Stanton Williams has completed the last piece of the puzzle in a decade-long project to turn London’s Shell Tower site into a mixed-use neighbourhood that reconnects Waterloo Station with the River Thames.
The story of Southbank Place starts in July 2011 with a surprise announcement by Shell. A joint venture between Canary Wharf Group and Qatari Diar – now known as Braeburn Estates – had bought a 999-year lease – a virtual freehold – on the Shell Centre for £300m, with a view to redeveloping the 5.25-acre site.
The announcement sparked a degree of panic amongst the custodians of London’s built heritage. Designed by Howard Robertson, best known for the United Nations HQ in New York (1947-52), the Shell Centre had been a fixture of the South Bank silhouette since 1962. Commissioned as the company’s international headquarters it enjoyed the distinction as the capital’s tallest tower outside the City of London, and one of the largest corporate headquarters buildings in Europe. While its facilities were flashy – staff had the run of opulent interiors decked out with bespoke murals, paintings and furniture by the leading designers of the age, as well as with squash courts, a rifle range, a supermarket, a telephone exchange, a theatre and an Olympic-sized swimming pool – its demeanour was sedate. Cruciform in plan, but monolithic in appearance, its Portland stone facades and Burma-teak framed windows oozed the understated polish of upmarket 60s Modernism; an imposing corporate counterpart to the edgier ‘people’s palaces’ – The Royal Festival Hall, the Hayward Gallery, the Southbank Centre and the National Theatre – that were to spring up downstream along the Thames.
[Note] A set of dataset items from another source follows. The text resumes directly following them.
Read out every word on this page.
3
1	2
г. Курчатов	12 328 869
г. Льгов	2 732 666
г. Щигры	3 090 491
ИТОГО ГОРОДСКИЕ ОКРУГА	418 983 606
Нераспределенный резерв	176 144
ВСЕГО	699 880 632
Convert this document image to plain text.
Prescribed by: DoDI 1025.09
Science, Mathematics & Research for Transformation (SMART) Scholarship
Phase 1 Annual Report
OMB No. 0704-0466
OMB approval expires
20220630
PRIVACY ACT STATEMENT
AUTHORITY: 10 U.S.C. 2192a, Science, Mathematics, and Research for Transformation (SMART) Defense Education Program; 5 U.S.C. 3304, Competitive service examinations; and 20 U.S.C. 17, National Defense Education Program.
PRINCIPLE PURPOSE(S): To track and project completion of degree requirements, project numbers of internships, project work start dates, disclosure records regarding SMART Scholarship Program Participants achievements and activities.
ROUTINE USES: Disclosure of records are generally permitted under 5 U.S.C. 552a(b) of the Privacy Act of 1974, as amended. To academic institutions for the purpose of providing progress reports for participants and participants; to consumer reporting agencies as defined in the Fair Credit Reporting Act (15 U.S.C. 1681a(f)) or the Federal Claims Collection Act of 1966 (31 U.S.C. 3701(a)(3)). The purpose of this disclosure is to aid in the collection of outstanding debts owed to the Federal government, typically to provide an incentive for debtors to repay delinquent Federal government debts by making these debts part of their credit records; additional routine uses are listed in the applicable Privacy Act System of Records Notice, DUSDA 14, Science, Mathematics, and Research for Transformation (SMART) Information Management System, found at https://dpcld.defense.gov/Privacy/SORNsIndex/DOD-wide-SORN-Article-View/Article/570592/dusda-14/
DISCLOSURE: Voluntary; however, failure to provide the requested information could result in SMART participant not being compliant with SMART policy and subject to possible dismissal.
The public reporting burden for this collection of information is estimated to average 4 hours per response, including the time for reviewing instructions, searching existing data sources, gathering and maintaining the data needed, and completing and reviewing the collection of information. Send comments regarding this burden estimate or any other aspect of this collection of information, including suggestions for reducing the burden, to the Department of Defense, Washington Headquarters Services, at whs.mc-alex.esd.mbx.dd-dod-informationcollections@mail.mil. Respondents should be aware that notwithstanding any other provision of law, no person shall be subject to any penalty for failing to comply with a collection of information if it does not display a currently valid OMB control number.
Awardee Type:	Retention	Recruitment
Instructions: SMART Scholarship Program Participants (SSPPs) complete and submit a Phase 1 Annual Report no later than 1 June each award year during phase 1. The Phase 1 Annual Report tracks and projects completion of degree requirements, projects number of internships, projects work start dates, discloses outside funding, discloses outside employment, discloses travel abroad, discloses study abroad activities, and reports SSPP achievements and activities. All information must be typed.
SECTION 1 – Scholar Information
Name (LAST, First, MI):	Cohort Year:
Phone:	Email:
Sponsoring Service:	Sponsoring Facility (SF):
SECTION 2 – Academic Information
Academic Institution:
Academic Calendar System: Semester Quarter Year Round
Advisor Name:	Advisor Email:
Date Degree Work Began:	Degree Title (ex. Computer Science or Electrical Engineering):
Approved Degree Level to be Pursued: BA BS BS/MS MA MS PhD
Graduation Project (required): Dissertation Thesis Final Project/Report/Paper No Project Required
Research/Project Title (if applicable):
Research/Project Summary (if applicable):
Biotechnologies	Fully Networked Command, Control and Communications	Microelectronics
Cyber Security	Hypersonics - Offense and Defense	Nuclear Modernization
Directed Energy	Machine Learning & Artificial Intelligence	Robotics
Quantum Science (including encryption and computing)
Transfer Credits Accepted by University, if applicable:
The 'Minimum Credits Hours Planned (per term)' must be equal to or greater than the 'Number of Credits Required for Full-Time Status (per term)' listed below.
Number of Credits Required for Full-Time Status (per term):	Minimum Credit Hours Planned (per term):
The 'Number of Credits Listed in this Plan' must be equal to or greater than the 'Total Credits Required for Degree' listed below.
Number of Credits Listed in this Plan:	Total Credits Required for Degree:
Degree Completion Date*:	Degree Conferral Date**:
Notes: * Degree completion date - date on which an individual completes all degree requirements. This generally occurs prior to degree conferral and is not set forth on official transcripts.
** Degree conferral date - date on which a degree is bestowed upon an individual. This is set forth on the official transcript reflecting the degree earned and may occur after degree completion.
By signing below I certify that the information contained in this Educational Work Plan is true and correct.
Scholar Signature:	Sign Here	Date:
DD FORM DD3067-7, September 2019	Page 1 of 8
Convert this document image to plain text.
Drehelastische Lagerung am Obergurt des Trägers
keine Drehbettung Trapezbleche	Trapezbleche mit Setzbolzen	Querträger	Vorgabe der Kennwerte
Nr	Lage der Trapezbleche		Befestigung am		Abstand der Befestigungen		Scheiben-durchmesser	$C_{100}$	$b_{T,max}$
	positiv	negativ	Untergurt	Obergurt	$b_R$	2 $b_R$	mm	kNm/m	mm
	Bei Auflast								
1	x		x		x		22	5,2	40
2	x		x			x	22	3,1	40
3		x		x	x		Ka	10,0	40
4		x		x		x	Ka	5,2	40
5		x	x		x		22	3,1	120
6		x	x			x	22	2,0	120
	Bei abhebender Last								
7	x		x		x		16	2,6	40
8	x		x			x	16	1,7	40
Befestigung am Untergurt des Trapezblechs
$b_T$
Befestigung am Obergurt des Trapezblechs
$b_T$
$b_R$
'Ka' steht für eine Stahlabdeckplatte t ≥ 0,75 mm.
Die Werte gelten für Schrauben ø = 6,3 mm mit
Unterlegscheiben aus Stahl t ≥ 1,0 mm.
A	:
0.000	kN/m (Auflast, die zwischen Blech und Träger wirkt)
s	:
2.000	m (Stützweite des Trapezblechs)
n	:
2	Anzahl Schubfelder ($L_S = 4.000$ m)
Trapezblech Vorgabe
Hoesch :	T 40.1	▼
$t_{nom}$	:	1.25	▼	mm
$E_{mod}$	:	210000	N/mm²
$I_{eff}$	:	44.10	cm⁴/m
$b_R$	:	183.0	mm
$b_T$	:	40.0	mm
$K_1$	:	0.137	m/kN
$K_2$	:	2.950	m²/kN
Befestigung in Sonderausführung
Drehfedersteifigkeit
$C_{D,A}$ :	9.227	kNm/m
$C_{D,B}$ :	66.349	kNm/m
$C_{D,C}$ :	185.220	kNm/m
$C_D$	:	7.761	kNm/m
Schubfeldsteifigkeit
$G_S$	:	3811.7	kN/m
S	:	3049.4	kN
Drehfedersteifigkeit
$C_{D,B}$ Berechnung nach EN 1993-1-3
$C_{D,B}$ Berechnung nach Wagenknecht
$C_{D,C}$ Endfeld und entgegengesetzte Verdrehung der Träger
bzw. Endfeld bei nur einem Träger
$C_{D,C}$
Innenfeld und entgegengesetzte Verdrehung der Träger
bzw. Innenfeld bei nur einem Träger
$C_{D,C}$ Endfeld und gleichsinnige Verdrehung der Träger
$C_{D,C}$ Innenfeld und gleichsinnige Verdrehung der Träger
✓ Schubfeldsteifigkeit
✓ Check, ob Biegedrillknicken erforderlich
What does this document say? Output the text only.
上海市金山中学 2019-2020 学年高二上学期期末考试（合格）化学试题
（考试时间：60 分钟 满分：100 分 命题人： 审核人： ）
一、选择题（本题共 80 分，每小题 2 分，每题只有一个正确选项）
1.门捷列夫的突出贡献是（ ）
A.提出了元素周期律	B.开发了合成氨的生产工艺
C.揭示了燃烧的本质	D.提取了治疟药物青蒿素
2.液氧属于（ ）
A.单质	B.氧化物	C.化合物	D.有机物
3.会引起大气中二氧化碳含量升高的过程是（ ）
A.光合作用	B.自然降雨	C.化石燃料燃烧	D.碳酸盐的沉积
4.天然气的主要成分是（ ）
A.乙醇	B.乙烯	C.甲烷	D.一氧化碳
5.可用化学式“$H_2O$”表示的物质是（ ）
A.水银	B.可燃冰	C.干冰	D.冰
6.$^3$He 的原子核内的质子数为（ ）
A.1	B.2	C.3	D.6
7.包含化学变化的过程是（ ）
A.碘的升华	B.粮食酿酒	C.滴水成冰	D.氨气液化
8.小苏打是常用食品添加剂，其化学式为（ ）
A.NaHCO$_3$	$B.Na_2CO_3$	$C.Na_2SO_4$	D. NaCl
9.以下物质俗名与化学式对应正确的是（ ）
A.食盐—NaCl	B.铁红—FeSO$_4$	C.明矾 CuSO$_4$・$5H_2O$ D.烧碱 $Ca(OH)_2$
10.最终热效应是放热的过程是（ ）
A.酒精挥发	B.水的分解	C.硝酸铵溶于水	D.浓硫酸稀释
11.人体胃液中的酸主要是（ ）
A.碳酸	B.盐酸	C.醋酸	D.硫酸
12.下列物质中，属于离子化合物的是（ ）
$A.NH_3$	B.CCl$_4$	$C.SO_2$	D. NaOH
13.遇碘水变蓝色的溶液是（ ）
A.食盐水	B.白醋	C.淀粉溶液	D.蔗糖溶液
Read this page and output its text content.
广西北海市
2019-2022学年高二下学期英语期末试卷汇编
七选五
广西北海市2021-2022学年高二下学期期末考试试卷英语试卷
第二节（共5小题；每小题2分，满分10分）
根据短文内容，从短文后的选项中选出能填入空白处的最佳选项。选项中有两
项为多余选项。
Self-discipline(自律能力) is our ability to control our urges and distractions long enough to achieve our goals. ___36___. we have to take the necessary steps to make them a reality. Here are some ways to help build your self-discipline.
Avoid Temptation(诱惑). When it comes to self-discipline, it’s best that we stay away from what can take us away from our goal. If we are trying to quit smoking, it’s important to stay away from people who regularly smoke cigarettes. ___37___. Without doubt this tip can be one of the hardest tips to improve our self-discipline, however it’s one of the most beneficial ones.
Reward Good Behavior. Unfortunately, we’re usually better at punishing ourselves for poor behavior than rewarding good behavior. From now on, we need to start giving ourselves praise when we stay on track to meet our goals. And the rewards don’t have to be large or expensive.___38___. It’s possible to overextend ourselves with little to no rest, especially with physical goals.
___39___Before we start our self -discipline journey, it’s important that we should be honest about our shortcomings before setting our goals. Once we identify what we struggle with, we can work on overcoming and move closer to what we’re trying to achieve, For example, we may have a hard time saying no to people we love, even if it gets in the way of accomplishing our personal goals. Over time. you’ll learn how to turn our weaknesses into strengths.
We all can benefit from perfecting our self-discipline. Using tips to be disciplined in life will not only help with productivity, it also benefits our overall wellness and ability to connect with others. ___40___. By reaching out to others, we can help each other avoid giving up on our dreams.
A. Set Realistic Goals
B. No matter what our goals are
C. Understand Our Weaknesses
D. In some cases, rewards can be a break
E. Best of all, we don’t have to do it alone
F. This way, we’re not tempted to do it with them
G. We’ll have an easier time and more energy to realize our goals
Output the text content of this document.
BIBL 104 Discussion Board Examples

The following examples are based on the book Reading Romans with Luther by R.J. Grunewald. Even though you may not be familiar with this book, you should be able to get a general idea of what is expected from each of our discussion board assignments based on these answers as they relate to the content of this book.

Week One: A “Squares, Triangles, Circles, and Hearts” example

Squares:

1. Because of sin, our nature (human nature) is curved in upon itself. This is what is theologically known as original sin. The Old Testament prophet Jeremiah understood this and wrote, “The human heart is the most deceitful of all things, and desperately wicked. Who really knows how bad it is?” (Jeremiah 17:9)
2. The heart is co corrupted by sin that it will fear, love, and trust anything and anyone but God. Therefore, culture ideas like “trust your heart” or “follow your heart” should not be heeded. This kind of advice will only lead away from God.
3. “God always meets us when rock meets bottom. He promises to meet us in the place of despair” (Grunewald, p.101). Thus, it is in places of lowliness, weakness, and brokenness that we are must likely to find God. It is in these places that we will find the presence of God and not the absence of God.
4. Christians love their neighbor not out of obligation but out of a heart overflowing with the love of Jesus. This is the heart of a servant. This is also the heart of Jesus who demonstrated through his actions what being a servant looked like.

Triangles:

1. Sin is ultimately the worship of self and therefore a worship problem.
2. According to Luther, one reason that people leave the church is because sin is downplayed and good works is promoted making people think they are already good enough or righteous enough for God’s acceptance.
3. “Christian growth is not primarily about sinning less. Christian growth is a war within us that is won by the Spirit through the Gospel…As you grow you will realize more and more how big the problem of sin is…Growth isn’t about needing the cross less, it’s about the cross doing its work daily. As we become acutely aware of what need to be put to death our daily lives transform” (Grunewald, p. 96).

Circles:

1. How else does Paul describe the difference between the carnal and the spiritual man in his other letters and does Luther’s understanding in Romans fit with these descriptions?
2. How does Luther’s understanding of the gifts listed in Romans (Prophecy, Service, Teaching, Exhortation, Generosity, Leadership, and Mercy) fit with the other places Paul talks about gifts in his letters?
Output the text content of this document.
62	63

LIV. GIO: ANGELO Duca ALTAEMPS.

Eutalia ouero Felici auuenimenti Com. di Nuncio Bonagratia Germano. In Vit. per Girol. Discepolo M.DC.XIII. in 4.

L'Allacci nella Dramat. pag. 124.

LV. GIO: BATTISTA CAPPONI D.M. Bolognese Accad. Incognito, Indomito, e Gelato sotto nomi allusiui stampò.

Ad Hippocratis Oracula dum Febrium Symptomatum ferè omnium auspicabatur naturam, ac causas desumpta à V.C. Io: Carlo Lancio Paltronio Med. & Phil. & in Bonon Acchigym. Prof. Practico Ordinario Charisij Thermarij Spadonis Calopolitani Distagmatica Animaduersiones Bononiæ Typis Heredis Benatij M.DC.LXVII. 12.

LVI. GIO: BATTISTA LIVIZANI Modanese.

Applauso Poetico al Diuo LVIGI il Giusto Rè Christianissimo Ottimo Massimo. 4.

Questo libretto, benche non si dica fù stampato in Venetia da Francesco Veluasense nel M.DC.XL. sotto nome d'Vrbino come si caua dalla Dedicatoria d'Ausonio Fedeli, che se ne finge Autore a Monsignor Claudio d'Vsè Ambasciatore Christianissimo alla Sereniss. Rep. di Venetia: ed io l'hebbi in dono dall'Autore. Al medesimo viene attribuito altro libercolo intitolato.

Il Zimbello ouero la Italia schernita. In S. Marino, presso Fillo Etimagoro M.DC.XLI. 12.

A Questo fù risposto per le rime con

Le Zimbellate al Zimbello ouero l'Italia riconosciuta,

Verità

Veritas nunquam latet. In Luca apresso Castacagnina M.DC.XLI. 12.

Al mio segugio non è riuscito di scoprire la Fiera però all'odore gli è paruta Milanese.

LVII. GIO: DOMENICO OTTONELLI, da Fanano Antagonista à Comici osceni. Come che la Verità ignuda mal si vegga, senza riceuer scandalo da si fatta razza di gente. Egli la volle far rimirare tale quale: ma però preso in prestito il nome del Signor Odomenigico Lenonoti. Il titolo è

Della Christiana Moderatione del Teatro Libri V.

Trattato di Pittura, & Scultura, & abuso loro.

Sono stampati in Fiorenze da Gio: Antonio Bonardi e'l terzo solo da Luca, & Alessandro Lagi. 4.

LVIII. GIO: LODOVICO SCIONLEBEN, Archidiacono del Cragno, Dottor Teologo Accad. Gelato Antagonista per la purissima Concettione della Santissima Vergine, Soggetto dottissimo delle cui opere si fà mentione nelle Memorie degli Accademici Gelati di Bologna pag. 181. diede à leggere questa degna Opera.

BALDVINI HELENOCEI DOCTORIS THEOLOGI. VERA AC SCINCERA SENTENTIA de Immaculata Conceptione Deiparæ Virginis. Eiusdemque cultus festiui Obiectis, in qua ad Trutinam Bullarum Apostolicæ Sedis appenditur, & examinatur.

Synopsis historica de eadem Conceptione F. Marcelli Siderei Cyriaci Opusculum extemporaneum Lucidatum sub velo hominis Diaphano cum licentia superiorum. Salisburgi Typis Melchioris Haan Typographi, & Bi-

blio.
Shell was quick to offer reassurances that its 27-tower was staying put, but the rest of the site, including three adjoining nine-storey wings, were to be demolished. The talk was of a cluster of towers containing residential development, restaurants, offices and shops. Guy Dare, who, as design manager at Canary Wharf Group, was the prime client representative during the project’s inception and pre-planning stage describes the client’s over-arching ambition as being “to create something with a timeless but long-lasting quality, which in part comes from the choice of materials we were obliged to use – limestone and bronze – which are taken from not only Shell, but also Regent Street. Look at any of the major arterial roots through London and you’ll see those materials. They are essentially London materials. High-rise is something that’s not necessarily British by origin, but I think we’ve given it a very British feel.”
Timeless and restrained, the building’s limestone facade forms a dignified backdrop to Jubilee Gardens.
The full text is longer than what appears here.